Here in the UK, we are not at the place where children are removed from their parents for sharing their faith (this is the case in China where it is illegal to talk to anyone under the age of 18 about Christ or to take them to a church, even if they are your own children). Nor are children removed from our care if parents choose to educate their children at home (as has happened in recent years in Germany thought the courts stated the children were happy, well adjusted and ahead in their education).

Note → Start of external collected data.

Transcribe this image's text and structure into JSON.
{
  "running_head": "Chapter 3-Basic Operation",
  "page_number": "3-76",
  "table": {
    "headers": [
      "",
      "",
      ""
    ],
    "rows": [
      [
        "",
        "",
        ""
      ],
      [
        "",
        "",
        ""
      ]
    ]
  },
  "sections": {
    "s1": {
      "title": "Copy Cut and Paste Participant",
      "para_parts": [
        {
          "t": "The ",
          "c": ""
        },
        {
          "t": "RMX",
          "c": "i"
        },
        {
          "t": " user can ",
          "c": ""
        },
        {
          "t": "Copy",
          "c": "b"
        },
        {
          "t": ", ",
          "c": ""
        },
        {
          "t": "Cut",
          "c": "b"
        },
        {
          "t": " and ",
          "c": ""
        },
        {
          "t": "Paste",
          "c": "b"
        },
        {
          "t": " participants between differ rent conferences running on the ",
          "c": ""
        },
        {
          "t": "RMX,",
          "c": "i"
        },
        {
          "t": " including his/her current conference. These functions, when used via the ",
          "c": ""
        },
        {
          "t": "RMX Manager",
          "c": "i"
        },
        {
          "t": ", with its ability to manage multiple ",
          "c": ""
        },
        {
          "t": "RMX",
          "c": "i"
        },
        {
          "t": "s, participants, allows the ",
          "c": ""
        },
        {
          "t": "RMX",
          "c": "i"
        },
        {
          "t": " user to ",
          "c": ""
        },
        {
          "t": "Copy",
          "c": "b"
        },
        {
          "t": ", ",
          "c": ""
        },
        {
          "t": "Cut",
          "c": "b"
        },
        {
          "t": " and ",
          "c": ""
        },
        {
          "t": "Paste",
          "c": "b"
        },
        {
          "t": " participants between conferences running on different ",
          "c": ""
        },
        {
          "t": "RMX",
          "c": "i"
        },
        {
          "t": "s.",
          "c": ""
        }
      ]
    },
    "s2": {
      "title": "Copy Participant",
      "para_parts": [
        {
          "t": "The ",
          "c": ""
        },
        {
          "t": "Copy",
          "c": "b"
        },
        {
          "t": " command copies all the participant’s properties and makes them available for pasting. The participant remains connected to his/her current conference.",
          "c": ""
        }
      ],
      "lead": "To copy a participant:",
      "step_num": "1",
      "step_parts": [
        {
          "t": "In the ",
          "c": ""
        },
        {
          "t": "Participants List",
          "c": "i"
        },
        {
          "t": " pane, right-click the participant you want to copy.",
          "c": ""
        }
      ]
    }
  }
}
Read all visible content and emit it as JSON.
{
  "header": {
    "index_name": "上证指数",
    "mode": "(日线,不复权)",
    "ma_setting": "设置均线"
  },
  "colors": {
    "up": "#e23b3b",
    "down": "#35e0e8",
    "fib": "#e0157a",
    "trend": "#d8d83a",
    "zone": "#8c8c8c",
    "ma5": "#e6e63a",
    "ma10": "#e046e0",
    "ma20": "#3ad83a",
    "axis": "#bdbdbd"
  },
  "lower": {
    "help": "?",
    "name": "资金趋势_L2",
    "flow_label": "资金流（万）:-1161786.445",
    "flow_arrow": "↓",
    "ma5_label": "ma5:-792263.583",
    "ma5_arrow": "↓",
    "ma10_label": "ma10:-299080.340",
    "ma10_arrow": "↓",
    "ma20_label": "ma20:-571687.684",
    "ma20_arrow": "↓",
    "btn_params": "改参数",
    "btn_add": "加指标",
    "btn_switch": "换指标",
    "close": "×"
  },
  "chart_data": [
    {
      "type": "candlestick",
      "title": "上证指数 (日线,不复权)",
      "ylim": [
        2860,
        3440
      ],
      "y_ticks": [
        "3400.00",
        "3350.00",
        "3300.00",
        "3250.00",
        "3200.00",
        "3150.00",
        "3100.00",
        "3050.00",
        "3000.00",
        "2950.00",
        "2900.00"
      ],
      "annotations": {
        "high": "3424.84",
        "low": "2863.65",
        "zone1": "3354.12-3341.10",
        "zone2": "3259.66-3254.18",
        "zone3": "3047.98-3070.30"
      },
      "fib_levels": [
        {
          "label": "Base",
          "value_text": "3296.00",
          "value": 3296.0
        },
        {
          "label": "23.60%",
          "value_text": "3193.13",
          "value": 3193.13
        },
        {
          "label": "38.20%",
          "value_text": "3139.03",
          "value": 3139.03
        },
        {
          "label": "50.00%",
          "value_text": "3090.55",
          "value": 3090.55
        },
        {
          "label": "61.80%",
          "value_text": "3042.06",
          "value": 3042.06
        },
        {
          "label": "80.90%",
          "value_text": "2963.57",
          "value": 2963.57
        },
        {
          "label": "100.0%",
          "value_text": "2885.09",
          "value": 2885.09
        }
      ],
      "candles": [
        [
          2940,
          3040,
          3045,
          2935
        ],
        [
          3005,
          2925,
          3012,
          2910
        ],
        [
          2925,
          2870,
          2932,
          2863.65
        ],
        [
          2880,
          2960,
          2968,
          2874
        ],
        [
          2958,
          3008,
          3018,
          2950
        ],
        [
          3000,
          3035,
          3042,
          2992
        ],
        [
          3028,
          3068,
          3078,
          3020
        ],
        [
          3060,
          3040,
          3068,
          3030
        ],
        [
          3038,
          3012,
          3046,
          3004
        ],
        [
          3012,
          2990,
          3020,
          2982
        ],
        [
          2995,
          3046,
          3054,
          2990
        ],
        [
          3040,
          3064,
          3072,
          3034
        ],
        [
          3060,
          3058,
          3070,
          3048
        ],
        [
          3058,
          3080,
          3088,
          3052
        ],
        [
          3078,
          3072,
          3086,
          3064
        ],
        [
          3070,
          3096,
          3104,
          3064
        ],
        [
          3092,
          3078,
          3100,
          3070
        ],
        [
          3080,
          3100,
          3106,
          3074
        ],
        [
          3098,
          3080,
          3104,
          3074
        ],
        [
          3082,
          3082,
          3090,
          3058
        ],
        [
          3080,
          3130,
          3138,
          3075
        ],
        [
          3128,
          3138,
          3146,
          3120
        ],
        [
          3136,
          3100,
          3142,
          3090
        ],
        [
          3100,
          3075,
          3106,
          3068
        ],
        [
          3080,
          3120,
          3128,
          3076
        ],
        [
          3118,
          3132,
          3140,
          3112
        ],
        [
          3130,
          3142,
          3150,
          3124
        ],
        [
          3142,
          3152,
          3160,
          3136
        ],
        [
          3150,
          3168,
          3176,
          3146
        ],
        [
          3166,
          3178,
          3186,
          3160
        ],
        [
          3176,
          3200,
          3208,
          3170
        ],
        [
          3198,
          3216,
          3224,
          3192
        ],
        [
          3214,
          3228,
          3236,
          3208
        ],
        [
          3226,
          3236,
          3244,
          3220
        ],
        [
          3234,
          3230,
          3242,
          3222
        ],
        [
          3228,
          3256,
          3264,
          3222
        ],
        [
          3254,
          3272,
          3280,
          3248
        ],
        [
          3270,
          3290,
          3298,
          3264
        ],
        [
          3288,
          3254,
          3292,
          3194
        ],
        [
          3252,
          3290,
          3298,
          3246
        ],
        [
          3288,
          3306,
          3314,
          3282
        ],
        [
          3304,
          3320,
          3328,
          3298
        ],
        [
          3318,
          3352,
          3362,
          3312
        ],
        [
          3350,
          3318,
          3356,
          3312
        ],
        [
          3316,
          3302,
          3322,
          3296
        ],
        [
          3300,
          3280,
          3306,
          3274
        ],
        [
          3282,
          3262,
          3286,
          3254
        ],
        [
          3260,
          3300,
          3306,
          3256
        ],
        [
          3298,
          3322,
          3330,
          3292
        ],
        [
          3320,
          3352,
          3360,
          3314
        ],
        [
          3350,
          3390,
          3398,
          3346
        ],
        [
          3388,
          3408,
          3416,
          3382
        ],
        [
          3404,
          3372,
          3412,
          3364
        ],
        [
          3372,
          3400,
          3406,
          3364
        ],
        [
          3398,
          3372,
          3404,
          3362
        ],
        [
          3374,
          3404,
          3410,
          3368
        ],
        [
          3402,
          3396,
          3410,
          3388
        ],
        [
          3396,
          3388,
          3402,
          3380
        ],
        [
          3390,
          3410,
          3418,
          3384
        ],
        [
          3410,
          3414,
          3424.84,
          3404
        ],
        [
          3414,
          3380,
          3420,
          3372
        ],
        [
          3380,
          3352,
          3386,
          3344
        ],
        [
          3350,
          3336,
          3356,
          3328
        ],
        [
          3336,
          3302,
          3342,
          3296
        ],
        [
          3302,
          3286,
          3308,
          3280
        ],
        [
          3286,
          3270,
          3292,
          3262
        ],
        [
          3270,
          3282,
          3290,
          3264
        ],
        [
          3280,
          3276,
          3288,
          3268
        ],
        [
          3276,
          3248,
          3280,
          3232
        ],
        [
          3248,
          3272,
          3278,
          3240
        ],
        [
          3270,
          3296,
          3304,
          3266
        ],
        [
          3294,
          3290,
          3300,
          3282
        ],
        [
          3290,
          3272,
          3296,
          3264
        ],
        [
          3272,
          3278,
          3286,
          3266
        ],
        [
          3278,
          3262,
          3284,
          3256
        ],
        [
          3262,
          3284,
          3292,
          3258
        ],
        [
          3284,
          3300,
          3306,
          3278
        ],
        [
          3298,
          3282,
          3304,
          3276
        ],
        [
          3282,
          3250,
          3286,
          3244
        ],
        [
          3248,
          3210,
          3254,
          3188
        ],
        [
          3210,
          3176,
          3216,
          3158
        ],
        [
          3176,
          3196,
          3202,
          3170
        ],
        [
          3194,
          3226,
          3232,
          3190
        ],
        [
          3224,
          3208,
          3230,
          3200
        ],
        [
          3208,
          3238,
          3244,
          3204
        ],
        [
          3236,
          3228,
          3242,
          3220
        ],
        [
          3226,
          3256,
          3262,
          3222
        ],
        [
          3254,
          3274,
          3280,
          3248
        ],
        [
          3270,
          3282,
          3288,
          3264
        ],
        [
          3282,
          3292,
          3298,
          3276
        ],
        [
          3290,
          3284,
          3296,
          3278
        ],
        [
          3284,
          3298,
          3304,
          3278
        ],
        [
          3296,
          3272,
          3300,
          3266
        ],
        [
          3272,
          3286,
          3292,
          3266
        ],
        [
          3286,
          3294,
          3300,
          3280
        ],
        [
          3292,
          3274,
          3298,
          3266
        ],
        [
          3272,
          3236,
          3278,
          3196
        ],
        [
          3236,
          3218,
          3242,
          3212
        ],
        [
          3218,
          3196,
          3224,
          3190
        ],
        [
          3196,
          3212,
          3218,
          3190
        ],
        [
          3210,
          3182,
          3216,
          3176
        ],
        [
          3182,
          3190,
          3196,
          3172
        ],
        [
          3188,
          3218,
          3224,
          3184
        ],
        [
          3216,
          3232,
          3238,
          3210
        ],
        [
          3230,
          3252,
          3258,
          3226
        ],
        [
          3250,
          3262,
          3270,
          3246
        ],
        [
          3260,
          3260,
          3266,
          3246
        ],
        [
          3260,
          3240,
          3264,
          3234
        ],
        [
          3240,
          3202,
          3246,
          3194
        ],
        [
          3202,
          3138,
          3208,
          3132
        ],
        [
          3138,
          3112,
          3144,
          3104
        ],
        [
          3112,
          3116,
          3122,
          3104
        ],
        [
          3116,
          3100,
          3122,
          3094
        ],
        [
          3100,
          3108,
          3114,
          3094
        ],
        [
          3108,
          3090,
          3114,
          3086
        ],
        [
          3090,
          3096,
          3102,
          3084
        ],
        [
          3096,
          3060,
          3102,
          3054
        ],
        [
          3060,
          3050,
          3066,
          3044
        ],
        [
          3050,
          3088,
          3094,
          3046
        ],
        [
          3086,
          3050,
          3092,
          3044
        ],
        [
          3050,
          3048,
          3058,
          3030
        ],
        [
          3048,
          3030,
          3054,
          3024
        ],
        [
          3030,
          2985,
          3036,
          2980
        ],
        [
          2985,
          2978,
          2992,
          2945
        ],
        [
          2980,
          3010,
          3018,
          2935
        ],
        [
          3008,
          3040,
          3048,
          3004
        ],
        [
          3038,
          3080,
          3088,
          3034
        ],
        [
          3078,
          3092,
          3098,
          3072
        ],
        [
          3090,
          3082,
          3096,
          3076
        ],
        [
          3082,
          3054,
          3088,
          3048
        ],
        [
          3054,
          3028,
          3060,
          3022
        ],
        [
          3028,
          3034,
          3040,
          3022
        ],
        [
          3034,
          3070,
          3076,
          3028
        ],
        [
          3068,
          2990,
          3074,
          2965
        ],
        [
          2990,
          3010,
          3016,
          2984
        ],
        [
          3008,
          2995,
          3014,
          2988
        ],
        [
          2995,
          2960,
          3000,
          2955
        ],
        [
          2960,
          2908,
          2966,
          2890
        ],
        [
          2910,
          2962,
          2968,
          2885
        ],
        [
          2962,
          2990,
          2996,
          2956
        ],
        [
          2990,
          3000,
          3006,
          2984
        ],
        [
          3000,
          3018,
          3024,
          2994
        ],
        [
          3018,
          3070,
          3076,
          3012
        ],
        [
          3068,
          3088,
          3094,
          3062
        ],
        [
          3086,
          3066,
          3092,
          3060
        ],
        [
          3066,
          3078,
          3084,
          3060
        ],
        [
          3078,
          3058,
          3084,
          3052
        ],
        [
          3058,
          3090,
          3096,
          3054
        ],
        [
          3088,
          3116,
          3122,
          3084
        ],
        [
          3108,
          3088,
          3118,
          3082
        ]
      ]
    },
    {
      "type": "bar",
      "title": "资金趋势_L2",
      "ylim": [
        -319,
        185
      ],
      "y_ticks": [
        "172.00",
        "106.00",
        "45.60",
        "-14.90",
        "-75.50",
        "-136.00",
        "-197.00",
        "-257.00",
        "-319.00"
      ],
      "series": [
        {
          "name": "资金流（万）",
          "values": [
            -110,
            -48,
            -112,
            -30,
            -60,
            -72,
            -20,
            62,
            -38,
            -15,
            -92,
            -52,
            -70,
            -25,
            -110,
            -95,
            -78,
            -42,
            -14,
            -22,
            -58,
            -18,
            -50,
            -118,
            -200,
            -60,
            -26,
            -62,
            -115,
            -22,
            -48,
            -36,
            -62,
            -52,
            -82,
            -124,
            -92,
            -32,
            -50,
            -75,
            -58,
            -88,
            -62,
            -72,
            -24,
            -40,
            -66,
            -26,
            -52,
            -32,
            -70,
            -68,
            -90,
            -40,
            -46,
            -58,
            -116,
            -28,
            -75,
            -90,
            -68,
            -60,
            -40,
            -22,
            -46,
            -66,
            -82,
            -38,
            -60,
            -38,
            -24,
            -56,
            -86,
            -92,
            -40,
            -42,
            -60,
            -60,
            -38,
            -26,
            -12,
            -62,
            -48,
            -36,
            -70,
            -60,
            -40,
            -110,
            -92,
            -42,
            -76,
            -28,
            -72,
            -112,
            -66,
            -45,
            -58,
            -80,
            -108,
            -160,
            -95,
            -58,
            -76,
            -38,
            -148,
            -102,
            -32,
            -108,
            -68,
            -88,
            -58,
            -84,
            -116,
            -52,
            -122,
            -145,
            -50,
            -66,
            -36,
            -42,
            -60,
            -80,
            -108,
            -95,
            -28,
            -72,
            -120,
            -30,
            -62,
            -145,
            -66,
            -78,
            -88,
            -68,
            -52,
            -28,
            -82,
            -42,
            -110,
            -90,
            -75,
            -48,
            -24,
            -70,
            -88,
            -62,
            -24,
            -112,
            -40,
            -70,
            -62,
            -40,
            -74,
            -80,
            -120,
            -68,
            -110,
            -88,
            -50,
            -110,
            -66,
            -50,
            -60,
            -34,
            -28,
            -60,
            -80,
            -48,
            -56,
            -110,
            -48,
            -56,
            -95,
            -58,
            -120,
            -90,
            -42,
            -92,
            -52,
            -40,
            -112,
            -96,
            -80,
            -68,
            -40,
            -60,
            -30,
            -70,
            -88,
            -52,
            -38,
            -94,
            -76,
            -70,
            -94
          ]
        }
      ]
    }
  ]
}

It is clear that fighting for families and for parents is an important battle for us to face in these days. If God chose families to be the primary place to raise a generation instead of letting the state do the work, then we should too.
The battle for marriage has been raging for a while in our nation. As church communities let’s champion the role of parents. (We talk about ways we can empower parents in our church communities here.) As parents let’s ensure we are the primary voice speaking into our children’s lives, giving them time, attention, and instruction as they grow. Aiming to keep a heart connection with our children so that they can share with us anything. Let’s be actively involved in their schools so that we can know what our children are being taught and who their teachers are.
And if you spot an area of government overreach, don’t be silent. Write to your MP and have your say. There are plenty of activists working in government with their agenda, let’s hold to God’s kingdom agenda and champion families as God intended.